AWS DevOps Blog

Introducing Amazon CodeWhisperer for command line

The command line is used by over thirty million engineers to write, build, run, debug, and deploy software. However, despite how critical it is to the software development process, the command line is notoriously hard to use. Its output is terse, its interface is from the 1970s, and it offers no hints about the ‘right way’ to use it. With tens of thousands of command line applications (called command-line interfaces or CLIs), it’s almost impossible to remember the correct input syntax. The command line’s lack of input validation also means typos can cause unnecessary errors, security risks, and even production outages. It’s no wonder that most software engineers find the command line an error-prone and often frustrating experience.

Announcing Amazon CodeWhisperer for command line
Amazon CodeWhisperer for command line is a new set of capabilities and integrations for AI-powered productivity tool, Amazon CodeWhisperer, that makes software developers more productive in the command line. CodeWhisperer for command line modernizes the command line with features such personalized code completions, inline documentation, and AI natural-language-to-code translation. You don’t need to change the tools you use to start benefiting from CodeWhisperer for command line: it integrates directly with your existing tools, such as iTerm2 or the VS Code embedded terminal.

To get started, download CodeWhisperer for command line here (macOS only).

IDE-style completions for 500+ CLIs
CodeWhisperer for command line adds IDE-style completions for hundreds of popular CLIs like as Git, npm, Docker, MongoDB Atlas, and the AWS CLI. These typeahead completions increase your productivity by reducing the time spent typing repetitive or boilerplate commands. Inline documentation helps you understand CLI functionality without context-switching to the browser and interrupting your workflow.

Previously, typing a CLI command like git and hitting tab either wouldn’t show you any completions or would show an incomplete list of completions in a clunky interface without descriptions. Now, you can type git and see all the git subcommands, options, and arguments with descriptions, ordered by usage recency. You can also type cd to see a list of all your directories, npm install to see a list of all the node packages available to install, or aws to see a list of all the AWS CLI subcommands.

Demo of CodeWhisperer for command line CLI completion functionality showing a user getting autocompletions for cd and popular git subcommands, options, and arguments

Natural language-to-bash translation

CLI completions are great for tasks where you already know how to do something and just want to move faster. But what do you do when you’re trying to solve a problem and you’re not 100% sure how? Enter: cw ai!
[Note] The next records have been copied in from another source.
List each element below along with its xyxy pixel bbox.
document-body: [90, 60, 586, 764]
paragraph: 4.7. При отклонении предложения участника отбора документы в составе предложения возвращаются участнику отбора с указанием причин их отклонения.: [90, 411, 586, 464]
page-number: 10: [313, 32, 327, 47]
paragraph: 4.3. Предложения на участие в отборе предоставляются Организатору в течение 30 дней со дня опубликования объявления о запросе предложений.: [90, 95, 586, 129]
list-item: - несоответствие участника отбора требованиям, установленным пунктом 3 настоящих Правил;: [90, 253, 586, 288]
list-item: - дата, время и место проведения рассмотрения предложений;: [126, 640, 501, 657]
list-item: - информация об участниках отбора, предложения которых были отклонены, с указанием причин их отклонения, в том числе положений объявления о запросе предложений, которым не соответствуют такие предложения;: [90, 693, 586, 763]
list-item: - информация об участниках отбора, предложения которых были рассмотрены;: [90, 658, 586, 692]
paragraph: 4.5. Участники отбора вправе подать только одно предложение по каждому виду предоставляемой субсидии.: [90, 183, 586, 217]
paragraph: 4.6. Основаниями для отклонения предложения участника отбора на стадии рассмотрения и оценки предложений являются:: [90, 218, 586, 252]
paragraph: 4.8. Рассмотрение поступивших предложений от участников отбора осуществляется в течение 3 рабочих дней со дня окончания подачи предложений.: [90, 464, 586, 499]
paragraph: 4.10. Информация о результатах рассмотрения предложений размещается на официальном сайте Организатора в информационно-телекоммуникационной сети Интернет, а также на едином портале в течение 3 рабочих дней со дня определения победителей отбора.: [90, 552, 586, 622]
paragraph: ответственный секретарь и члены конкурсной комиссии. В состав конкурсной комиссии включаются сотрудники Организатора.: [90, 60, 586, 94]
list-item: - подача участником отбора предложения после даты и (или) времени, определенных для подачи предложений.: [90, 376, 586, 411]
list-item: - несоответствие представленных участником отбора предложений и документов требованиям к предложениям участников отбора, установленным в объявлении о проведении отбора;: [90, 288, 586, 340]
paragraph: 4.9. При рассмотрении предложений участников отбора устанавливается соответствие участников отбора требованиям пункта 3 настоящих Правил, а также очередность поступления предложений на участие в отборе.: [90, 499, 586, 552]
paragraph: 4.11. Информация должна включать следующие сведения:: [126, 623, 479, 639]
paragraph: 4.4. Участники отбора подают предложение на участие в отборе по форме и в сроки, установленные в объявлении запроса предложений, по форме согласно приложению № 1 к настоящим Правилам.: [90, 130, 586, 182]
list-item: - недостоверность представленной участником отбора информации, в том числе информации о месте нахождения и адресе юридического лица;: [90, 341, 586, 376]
The cw ai command lets you write a natural language instruction and CodeWhisperer will translate it to an instantly executable shell code snippet. For instance, imagine you want to copy a file from your local machine to Amazon Simple Storage Service (Amazon S3). You would write “copy all files in my current directory to s3” and CodeWhisperer will output aws s3 cp . s3://$BUCKET_NAME --recursive — now all you need to do is choose an S3 bucket. Natural language to bash translation is perfect for those workflows you occasionally have to do, but always forget the correct bash syntax like reversing a git commit, finding strings inside files with grep, or compressing files with tar. And just like with CLI completions, cw ai translator works great with the AWS CLI.

CodeWhisperer for command line demo showing a user typing the `cw ai` command, asking to copy all the files in their current directory to S3, and getting the correct command as output

Get started
CodeWhisperer for command line is available on macOS for all major shells (bash, zsh, and fish) and major terminal emulators such as Terminal, iTerm2, Hyper, and the built-in terminals in Visual Studio Code and JetBrains.